@xyla This is misleading. In 2015 OpenAI was a non-profit, so “profit” wasn’t really a meaningful concept. In 2025, OpenAI generates tens of billions in revenue but is still not profitable due to massive compute, infrastructure, and R&D costs. So it’s not “$0 profit” in the same sense — it’s more about operating losses, not lack of activity.

@YanK @xyla

but it still hasn't made any profit, so as a business model, it can be filed under #PonziScheme

#AIscam #aislop #AIbubble

@Captain_Jack_Sparrow @xyla It’s not a Ponzi scheme, because it doesn’t rely on paying old investors with money from new ones.

There is real activity and real revenue, but the business is still structurally unprofitable due to massive compute and infrastructure costs.
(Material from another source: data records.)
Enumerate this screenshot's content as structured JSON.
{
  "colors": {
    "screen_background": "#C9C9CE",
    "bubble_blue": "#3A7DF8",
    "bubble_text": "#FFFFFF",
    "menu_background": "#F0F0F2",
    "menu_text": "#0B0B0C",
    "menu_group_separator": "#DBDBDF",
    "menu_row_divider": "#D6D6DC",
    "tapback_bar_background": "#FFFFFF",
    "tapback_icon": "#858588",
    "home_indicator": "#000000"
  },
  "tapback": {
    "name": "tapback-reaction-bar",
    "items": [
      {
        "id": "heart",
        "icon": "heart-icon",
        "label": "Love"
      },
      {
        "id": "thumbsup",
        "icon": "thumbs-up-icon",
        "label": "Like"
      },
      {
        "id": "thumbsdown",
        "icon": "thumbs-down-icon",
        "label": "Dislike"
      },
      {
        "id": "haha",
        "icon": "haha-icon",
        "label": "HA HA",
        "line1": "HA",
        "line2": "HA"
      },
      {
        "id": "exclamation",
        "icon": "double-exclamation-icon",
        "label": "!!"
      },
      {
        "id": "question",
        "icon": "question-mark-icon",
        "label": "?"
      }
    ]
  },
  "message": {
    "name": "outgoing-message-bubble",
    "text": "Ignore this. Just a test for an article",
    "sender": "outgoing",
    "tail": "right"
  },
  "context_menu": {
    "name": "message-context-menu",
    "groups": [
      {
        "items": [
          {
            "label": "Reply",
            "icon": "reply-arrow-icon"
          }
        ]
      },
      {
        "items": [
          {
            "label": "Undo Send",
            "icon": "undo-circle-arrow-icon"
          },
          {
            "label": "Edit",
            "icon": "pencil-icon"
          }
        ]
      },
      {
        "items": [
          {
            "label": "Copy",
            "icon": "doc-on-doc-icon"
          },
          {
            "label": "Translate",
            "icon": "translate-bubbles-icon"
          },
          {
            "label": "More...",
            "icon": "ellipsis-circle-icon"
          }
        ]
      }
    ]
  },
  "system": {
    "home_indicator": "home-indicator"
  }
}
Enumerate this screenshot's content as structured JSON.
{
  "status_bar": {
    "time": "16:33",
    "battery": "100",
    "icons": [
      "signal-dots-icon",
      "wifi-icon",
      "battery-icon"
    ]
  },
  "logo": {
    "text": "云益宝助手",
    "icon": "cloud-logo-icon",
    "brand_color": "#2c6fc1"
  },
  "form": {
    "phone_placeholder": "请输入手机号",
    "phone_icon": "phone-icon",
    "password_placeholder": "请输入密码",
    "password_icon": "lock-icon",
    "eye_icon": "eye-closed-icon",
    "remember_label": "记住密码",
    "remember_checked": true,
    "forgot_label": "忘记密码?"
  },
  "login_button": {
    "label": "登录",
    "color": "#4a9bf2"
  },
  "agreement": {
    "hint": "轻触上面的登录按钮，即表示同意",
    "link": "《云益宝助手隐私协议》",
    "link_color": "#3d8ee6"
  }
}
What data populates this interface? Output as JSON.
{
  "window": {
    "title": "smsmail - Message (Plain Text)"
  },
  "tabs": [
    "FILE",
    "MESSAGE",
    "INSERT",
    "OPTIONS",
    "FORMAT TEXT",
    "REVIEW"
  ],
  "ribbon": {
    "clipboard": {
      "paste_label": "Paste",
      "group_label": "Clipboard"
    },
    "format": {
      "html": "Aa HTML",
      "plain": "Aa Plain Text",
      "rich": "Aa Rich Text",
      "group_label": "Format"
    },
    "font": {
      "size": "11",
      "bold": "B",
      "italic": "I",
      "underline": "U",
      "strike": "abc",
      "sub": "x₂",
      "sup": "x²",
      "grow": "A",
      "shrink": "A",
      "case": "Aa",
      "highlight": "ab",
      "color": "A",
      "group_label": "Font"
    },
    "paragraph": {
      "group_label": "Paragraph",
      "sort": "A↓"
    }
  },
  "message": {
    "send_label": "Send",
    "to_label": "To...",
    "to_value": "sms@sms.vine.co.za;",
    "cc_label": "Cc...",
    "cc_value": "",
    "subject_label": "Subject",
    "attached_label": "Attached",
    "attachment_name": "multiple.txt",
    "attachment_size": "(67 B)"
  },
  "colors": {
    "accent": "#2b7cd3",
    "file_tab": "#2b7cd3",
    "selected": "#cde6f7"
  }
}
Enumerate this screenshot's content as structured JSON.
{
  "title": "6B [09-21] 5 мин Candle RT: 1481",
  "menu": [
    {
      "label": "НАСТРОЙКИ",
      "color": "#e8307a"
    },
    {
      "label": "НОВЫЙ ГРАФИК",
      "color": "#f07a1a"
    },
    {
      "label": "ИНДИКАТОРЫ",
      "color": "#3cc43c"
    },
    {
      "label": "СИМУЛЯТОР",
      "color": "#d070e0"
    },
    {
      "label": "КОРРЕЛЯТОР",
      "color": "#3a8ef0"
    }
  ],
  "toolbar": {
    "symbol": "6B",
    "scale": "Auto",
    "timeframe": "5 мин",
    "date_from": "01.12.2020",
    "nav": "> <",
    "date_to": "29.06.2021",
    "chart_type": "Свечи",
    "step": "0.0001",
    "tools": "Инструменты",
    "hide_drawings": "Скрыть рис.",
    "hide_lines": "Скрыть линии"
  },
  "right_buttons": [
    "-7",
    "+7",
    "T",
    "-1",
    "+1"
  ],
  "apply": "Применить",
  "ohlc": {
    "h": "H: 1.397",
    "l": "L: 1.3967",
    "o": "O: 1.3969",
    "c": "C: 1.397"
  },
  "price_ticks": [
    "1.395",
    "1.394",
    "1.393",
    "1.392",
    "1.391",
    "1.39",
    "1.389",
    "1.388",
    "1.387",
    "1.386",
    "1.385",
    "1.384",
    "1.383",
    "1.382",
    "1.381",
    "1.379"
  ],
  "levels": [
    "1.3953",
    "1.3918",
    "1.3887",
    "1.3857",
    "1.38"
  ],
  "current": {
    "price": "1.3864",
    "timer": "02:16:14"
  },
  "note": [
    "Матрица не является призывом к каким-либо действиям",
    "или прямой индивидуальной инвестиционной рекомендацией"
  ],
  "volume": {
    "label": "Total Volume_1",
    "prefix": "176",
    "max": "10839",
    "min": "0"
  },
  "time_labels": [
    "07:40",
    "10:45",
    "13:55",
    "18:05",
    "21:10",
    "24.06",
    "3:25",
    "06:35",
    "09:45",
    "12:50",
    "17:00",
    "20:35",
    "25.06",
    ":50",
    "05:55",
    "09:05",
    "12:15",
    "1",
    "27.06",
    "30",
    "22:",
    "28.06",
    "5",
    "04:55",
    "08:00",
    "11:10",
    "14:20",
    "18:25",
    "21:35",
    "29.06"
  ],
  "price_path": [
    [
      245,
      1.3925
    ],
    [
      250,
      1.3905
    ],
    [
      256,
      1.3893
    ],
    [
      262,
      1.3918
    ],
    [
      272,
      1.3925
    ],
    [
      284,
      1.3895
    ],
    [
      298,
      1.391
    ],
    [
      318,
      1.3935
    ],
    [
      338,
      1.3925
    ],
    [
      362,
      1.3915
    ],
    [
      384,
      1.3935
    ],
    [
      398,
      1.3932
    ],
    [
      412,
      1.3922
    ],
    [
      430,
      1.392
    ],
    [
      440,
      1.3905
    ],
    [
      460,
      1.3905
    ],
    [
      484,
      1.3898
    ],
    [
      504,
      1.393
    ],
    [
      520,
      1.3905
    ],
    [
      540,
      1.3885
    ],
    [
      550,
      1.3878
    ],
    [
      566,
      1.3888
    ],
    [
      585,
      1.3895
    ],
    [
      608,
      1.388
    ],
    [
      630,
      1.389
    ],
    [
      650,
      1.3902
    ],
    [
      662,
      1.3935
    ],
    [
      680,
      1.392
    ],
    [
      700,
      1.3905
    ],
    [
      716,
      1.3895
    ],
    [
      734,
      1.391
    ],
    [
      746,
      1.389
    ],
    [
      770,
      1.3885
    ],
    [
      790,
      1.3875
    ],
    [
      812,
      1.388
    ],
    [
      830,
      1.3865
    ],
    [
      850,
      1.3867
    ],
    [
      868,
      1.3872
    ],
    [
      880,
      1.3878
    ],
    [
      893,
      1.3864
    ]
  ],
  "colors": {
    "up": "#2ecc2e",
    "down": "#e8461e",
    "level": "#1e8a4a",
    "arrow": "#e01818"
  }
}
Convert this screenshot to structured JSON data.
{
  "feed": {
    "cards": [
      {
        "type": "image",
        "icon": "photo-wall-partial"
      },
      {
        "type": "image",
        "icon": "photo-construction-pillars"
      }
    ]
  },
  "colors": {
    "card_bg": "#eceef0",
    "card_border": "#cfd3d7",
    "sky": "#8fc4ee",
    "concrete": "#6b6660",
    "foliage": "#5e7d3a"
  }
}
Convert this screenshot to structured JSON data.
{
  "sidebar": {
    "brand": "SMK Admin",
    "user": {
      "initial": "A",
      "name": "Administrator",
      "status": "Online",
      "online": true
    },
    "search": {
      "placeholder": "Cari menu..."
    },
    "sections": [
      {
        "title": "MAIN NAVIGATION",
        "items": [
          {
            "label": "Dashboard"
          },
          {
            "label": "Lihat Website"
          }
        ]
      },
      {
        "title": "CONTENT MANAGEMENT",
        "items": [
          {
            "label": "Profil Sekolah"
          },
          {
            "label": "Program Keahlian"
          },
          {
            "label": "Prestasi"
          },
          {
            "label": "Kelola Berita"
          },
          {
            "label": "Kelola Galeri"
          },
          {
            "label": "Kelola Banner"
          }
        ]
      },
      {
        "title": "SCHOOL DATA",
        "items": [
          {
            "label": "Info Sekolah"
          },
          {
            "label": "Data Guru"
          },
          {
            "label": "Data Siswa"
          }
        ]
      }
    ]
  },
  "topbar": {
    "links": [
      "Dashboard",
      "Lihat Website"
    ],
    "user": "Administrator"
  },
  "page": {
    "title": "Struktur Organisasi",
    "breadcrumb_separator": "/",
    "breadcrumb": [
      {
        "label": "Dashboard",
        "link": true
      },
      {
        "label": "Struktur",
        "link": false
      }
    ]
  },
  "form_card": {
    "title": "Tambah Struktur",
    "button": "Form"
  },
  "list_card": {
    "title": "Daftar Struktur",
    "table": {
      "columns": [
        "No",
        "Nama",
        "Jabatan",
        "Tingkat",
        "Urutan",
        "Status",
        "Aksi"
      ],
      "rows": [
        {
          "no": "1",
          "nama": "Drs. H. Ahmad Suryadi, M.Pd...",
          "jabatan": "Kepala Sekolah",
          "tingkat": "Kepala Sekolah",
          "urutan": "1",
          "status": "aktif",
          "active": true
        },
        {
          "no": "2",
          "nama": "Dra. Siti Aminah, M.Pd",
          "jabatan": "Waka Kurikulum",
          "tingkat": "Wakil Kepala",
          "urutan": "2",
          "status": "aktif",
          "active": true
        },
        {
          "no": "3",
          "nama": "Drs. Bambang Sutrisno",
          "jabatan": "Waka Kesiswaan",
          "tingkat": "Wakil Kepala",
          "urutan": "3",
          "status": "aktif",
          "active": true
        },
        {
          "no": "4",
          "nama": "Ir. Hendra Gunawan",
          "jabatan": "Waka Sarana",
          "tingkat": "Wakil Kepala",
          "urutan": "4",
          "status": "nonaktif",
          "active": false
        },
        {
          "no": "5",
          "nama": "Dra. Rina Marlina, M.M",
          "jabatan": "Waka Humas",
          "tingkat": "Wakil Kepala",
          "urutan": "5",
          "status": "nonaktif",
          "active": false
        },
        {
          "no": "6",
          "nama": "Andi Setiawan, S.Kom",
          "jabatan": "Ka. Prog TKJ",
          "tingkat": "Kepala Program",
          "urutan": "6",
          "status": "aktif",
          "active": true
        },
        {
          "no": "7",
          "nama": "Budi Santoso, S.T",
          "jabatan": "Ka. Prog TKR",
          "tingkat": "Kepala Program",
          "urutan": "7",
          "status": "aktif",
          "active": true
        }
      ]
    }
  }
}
This looks more like a speculative bubble, where companies and investors prop each other up on expectations of future profitability — something we’ve seen before with the dot-com bubble.

@YanK @xyla

yes, circular financing of #ai is a fair point, and the biggest source if $$ for the #aibubble - although it is also pulling in private investors who are scared of missing out on the next big thing (and are effectively being conned by all the hype)

@Captain_Jack_Sparrow @xyla Exactly — and a big part of this is the promise of medium-term profitability being sold to companies.

AI is marketed as an inevitable productivity and ROI machine, but that only works as long as companies keep investing in anticipation of future returns.

In practice, those costs are then passed on to end users through higher prices, subscriptions, and AI-bundled products.

@Captain_Jack_Sparrow @xyla That’s why the dominant narrative is massive AI adoption: it’s not just about usage, it’s about sustaining a large-scale payment cycle to justify the expected return on investment.